Exploding Plate Glass

You've probably heard the stories on the news. Plate glass patio tables (and other plate glass) exploding at random.

The news folks think it's a mystery, but it's not. The glass is not being melted correctly and the "why" has been known for quite a while. Or, should I say, it's been known here in the US. The problem glass is coming from China.

Check out the book Falling Glass by Patrick Loughran.  In the first chapter it explains what's happening to cause the mystery glass explosions and the rest of the book goes into a lot of other mistakes made over the years leading to major accidents with plate/big glass. It's an important read if you're doing art or anything else with large or plate glass so that no one gets hurt. Some things about hanging glass are counter intuitive.

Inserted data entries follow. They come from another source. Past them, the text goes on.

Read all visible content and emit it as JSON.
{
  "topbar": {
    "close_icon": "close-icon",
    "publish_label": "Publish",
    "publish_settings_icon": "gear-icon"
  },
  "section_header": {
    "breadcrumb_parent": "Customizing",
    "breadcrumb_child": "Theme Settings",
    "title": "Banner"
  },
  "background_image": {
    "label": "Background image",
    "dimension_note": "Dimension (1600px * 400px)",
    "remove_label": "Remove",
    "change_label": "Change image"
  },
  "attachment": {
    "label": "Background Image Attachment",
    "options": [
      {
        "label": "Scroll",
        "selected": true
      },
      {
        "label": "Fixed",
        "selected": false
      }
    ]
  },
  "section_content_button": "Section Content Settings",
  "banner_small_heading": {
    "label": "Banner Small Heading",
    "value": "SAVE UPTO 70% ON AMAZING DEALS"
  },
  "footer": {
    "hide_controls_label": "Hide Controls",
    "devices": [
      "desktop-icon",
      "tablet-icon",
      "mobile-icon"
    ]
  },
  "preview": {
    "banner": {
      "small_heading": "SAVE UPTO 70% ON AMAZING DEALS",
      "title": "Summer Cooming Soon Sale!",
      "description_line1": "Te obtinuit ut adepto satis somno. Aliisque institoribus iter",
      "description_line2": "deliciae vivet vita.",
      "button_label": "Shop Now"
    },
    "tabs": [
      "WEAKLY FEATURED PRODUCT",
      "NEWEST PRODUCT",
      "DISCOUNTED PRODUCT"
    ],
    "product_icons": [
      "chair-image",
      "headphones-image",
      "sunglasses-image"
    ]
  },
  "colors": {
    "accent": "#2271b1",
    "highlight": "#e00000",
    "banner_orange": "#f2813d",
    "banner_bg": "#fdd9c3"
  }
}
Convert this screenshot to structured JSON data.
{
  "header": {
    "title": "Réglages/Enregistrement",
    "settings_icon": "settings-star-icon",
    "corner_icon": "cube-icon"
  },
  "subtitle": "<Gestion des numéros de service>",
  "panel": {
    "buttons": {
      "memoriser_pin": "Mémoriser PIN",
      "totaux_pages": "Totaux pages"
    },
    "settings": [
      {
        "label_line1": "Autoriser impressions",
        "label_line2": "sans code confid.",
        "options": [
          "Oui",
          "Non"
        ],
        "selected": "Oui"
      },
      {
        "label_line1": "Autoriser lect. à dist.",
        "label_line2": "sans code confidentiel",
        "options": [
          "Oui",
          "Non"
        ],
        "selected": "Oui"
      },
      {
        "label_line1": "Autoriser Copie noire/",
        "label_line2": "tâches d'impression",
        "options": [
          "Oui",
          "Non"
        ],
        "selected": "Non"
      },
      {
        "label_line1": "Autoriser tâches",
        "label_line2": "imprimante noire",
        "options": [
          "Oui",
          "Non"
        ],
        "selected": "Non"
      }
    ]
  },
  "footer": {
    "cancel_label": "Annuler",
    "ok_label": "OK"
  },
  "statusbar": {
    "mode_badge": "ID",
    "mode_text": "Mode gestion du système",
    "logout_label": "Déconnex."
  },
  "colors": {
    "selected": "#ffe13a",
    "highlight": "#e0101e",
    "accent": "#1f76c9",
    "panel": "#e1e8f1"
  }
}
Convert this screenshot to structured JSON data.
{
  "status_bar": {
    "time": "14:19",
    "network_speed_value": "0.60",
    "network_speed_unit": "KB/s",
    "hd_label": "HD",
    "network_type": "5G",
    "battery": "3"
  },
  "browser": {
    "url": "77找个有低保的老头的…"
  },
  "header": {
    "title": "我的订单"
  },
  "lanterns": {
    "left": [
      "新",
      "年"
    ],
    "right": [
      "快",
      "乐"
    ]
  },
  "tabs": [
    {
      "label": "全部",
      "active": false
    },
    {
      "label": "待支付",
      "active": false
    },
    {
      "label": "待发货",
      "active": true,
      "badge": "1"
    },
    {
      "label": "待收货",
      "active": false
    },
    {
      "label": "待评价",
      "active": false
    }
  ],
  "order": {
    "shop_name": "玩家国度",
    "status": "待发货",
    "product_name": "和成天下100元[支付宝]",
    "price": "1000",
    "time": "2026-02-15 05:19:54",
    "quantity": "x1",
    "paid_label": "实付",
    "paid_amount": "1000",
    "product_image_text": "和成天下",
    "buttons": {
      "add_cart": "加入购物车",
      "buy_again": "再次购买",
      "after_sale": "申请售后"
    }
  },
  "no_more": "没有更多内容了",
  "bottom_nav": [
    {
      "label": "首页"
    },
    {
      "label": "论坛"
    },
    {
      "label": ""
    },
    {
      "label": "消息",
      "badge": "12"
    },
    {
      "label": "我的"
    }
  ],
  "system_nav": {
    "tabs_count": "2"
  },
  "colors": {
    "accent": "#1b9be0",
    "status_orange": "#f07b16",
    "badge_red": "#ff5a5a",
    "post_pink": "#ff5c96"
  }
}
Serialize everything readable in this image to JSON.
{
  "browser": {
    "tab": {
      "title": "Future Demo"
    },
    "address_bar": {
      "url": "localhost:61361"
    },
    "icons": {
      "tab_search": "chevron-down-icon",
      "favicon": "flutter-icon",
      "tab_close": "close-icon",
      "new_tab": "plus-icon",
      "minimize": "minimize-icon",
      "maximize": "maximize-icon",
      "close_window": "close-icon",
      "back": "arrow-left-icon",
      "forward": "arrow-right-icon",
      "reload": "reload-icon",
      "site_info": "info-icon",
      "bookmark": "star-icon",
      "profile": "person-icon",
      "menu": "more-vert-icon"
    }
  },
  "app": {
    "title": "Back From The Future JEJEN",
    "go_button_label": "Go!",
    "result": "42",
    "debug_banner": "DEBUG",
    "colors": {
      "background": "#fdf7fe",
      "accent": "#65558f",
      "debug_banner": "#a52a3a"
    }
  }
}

You can spot the "mystery explosion" problem in plate glass before it happens by using a polariscope. The polariscope will let you see the stress in the glass.

For the polariscope page click HERE

The problem is hard spots or "stones" (glass melting term)of nickle sulfide left in the glass after melting. That comes from low quality ingredients used to melt the glass. Those stones cause huge internal stress right up until the moment when the glass lets go in an explosion.

This stress can go as high as 50-60000 p.s.i. before the glass lets go. You can see why it explodes.